We Who Plowed the Prairies

Pastoral visions of farmwork don’t square with the reality of what it means to live in rural areas today.

Photo by Margeaux Walter. Illustration by Rose Wong.


Golden bales of hay towered twenty feet or more above the crowd’s heads as protesting farmers rumbled up the Champs Élysées in their tractors. The Eiffel Tower was partially left in the shade, though its iron lattice peeked out from the side of the haystacks, as if catching a furtive glance at the peasants marauding through the tourist center.

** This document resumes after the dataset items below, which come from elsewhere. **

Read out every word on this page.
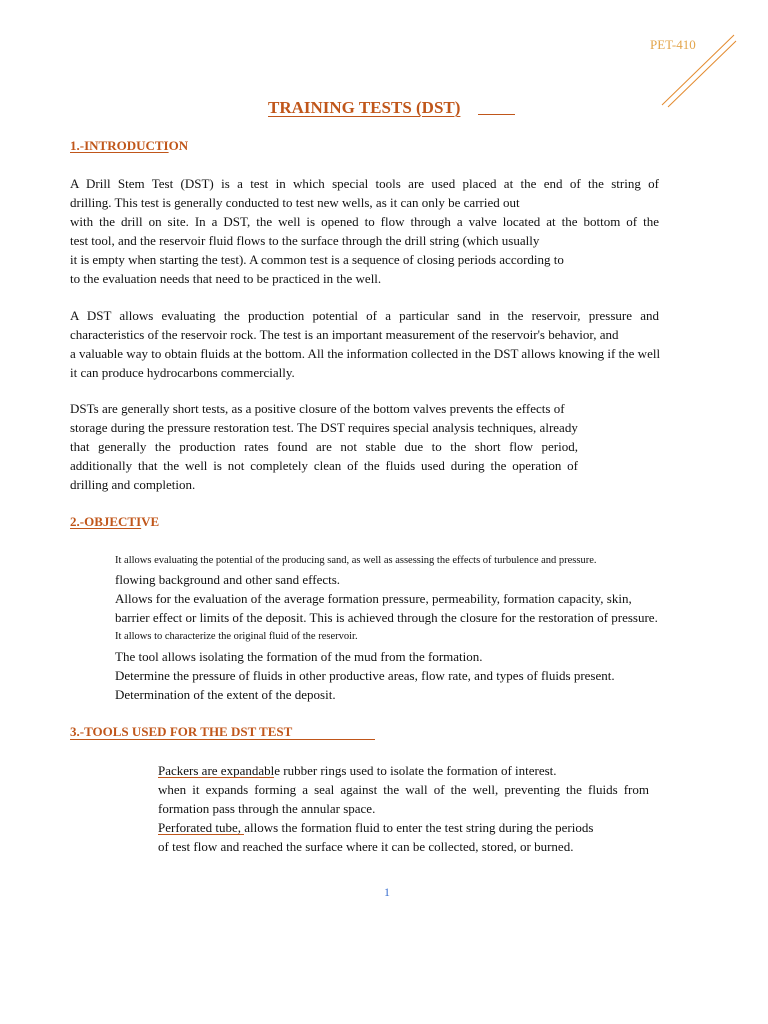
PET-410
TRAINING TESTS (DST)
1.-INTRODUCTION
A Drill Stem Test (DST) is a test in which special tools are used placed at the end of the string of
drilling. This test is generally conducted to test new wells, as it can only be carried out
with the drill on site. In a DST, the well is opened to flow through a valve located at the bottom of the
test tool, and the reservoir fluid flows to the surface through the drill string (which usually
it is empty when starting the test). A common test is a sequence of closing periods according to
to the evaluation needs that need to be practiced in the well.
A DST allows evaluating the production potential of a particular sand in the reservoir, pressure and
characteristics of the reservoir rock. The test is an important measurement of the reservoir's behavior, and
a valuable way to obtain fluids at the bottom. All the information collected in the DST allows knowing if the well
it can produce hydrocarbons commercially.
DSTs are generally short tests, as a positive closure of the bottom valves prevents the effects of
storage during the pressure restoration test. The DST requires special analysis techniques, already
that generally the production rates found are not stable due to the short flow period,
additionally that the well is not completely clean of the fluids used during the operation of
drilling and completion.
2.-OBJECTIVE
It allows evaluating the potential of the producing sand, as well as assessing the effects of turbulence and pressure.
flowing background and other sand effects.
Allows for the evaluation of the average formation pressure, permeability, formation capacity, skin,
barrier effect or limits of the deposit. This is achieved through the closure for the restoration of pressure.
It allows to characterize the original fluid of the reservoir.
The tool allows isolating the formation of the mud from the formation.
Determine the pressure of fluids in other productive areas, flow rate, and types of fluids present.
Determination of the extent of the deposit.
3.-TOOLS USED FOR THE DST TEST
Packers are expandable rubber rings used to isolate the formation of interest.
when it expands forming a seal against the wall of the well, preventing the fluids from
formation pass through the annular space.
Perforated tube, allows the formation fluid to enter the test string during the periods
of test flow and reached the surface where it can be collected, stored, or burned.
1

The image of effete Paris under siege by the honest sons of the soil soon went viral.

This February, as farmers demonstrated against cuts in diesel subsidies, European Union–proposed emissions caps, and low prices for their produce, it seemed as if their tractor convoys had literally taken over Europe’s main cities. Those whose very labor meant mud-spattered clothes and dirty fingernails were now invading the spaces usually reserved for the filthy rich.

This was, in many ways, an illusion. The iconic picture that excited the most attention online was itself AI-generated. Still, many whose contribution to humanity is decidedly immaterial saw the farmer protests as the very image of authenticity. Elon Musk responded earnestly to news of Dutch farmers protesting green quotas, as he ventured that “farming has no material effect on climate change.” How crazy that elites are pushing their environmentalist dogmas on people who actually live in the countryside! Emmanuel Macron’s government — usually eager to truncheon protesters into submission — pleaded for “dialogue” with the farmers who were dumping manure on the steps of its own offices.